When states and local governments reduced their employer contributions to their public pension funds during the Great Recession, they in effect borrowed from those pension funds. If governments hope to meet their contractual obligations to their employees, they must pay these delayed pension contributions back at some point.

But most states did not pay them back. This analysis from the Federal Reserve Bank of Cleveland addresses the legal recourse of pension beneficiaries when the state lacks the financial resources to keep its word in a time of crisis:

[O]ur legal system provides judges with the flexibility to adapt broad constitutional principles to the extreme and exigent necessities of their times. In such times, federal courts typically defer to states' "police" (sovereign) powers, a decision which essentially allows the state, as a sovereign entity, to resolve an issue as it sees fit. The US Supreme Court has made a similar ruling, deciding that "[t]he contract clause must be construed in harmony with the reserved power of the State to safeguard the vital interests of her people. Reservation of such essential sovereign power is read into contracts." In other words, when "vital interests" are at risk, defending contracts may be of secondary importance. [A] state may have all the legal authority it needs to shed its insurmountable liabilities and force its creditors to accept any deal it offers.

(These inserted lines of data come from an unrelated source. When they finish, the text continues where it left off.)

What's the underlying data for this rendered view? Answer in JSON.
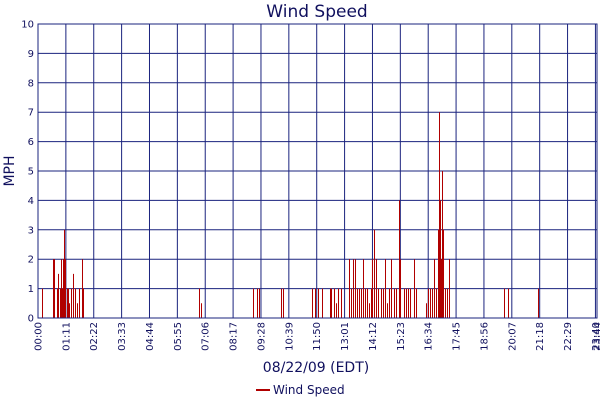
{
  "chart_data": {
    "type": "line",
    "title": "Wind Speed",
    "xlabel": "08/22/09 (EDT)",
    "ylabel": "MPH",
    "ylim": [
      0,
      10
    ],
    "yticks": [
      "0",
      "1",
      "2",
      "3",
      "4",
      "5",
      "6",
      "7",
      "8",
      "9",
      "10"
    ],
    "xrange": [
      "00:00",
      "23:44"
    ],
    "xticks": [
      "00:00",
      "01:11",
      "02:22",
      "03:33",
      "04:44",
      "05:55",
      "07:06",
      "08:17",
      "09:28",
      "10:39",
      "11:50",
      "13:01",
      "14:12",
      "15:23",
      "16:34",
      "17:45",
      "18:56",
      "20:07",
      "21:18",
      "22:29",
      "23:40",
      "23:44"
    ],
    "grid": true,
    "legend": "bottom-center",
    "colors": {
      "series": "#b00000",
      "grid": "#1a237e",
      "text": "#10105e"
    },
    "series": [
      {
        "name": "Wind Speed",
        "points": [
          [
            "00:10",
            1
          ],
          [
            "00:38",
            2
          ],
          [
            "00:42",
            2
          ],
          [
            "00:49",
            1
          ],
          [
            "00:52",
            1.5
          ],
          [
            "00:55",
            1
          ],
          [
            "00:58",
            2
          ],
          [
            "01:00",
            1
          ],
          [
            "01:04",
            2
          ],
          [
            "01:07",
            3
          ],
          [
            "01:10",
            2
          ],
          [
            "01:13",
            1
          ],
          [
            "01:17",
            1
          ],
          [
            "01:20",
            0.5
          ],
          [
            "01:25",
            1
          ],
          [
            "01:29",
            1.5
          ],
          [
            "01:34",
            1
          ],
          [
            "01:40",
            0.5
          ],
          [
            "01:45",
            1
          ],
          [
            "01:51",
            2
          ],
          [
            "01:55",
            1
          ],
          [
            "06:51",
            1
          ],
          [
            "06:56",
            0.5
          ],
          [
            "09:08",
            1
          ],
          [
            "09:18",
            1
          ],
          [
            "09:23",
            1
          ],
          [
            "10:20",
            1
          ],
          [
            "10:25",
            1
          ],
          [
            "11:38",
            1
          ],
          [
            "11:46",
            1
          ],
          [
            "11:53",
            1
          ],
          [
            "12:03",
            1
          ],
          [
            "12:23",
            1
          ],
          [
            "12:27",
            1
          ],
          [
            "12:33",
            1
          ],
          [
            "12:38",
            0.5
          ],
          [
            "12:43",
            1
          ],
          [
            "12:53",
            1
          ],
          [
            "13:13",
            2
          ],
          [
            "13:18",
            1
          ],
          [
            "13:23",
            2
          ],
          [
            "13:27",
            2
          ],
          [
            "13:32",
            1
          ],
          [
            "13:37",
            1
          ],
          [
            "13:43",
            1
          ],
          [
            "13:49",
            2
          ],
          [
            "13:54",
            1
          ],
          [
            "13:58",
            1
          ],
          [
            "14:03",
            0.5
          ],
          [
            "14:08",
            1
          ],
          [
            "14:12",
            2
          ],
          [
            "14:16",
            3
          ],
          [
            "14:20",
            2
          ],
          [
            "14:25",
            1
          ],
          [
            "14:33",
            1
          ],
          [
            "14:38",
            1
          ],
          [
            "14:43",
            2
          ],
          [
            "14:48",
            0.5
          ],
          [
            "14:53",
            1
          ],
          [
            "14:58",
            2
          ],
          [
            "15:08",
            1
          ],
          [
            "15:13",
            1
          ],
          [
            "15:19",
            4
          ],
          [
            "15:23",
            2
          ],
          [
            "15:33",
            1
          ],
          [
            "15:38",
            1
          ],
          [
            "15:43",
            1
          ],
          [
            "15:48",
            1
          ],
          [
            "15:58",
            2
          ],
          [
            "16:03",
            1
          ],
          [
            "16:28",
            0.5
          ],
          [
            "16:33",
            1
          ],
          [
            "16:38",
            1
          ],
          [
            "16:44",
            1
          ],
          [
            "16:49",
            2
          ],
          [
            "16:53",
            1
          ],
          [
            "16:58",
            3
          ],
          [
            "17:01",
            7
          ],
          [
            "17:03",
            4
          ],
          [
            "17:06",
            2
          ],
          [
            "17:09",
            5
          ],
          [
            "17:12",
            3
          ],
          [
            "17:16",
            1
          ],
          [
            "17:22",
            1
          ],
          [
            "17:26",
            2
          ],
          [
            "19:48",
            1
          ],
          [
            "19:58",
            1
          ],
          [
            "21:14",
            1
          ]
        ]
      }
    ]
  }
}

What remains now is to ponder the extent of the federal bailout that will be granted to employees whose pensions are evaporating before their eyes. When Sears sought bankruptcy protection, the PBGC undertook to step in for some 90,000 employees. How many can it rescue now, even with a federal infusion of cash? The present situation promises to be exponentially larger.

If President Trump is the voice seeking aid for private pensions, Nancy Pelosi and the Democrats will likely strangle a rescue plan or try to attach socialist conditions. But how much money would be required for the federal government to also rescue underfunded state pensions?

In June 2019, the Pew Charitable Trusts provided a 2017 snapshot of state pension shrotfalls:

[T]he pension funding gap — the difference between a retirement system's assets and its liabilities — for all 50 states remains more than $1 trillion, and the disparity between well-funded public pension systems and those that are fiscally strained has never been greater[.] ... In 2017, the state pension funds in this study cumulatively reported a $1.28 trillion funding gap[.] ... Even after nine years of economic recovery, most state pension plans are not equipped to face the next downturn.

A serious hurdle to a federal rescue is this moral hazard — states that had been most neglectful in funding their pensions would have the most to gain.

Whichever way this shrinking pie is sliced, there will be only crumbs for retirees and workers. The coming economic whirlwind is going to pick up this Dorothy's house of pensions neglect, and no one knows where it will land.

We aren't in Kansas anymore. Nor are we over the rainbow.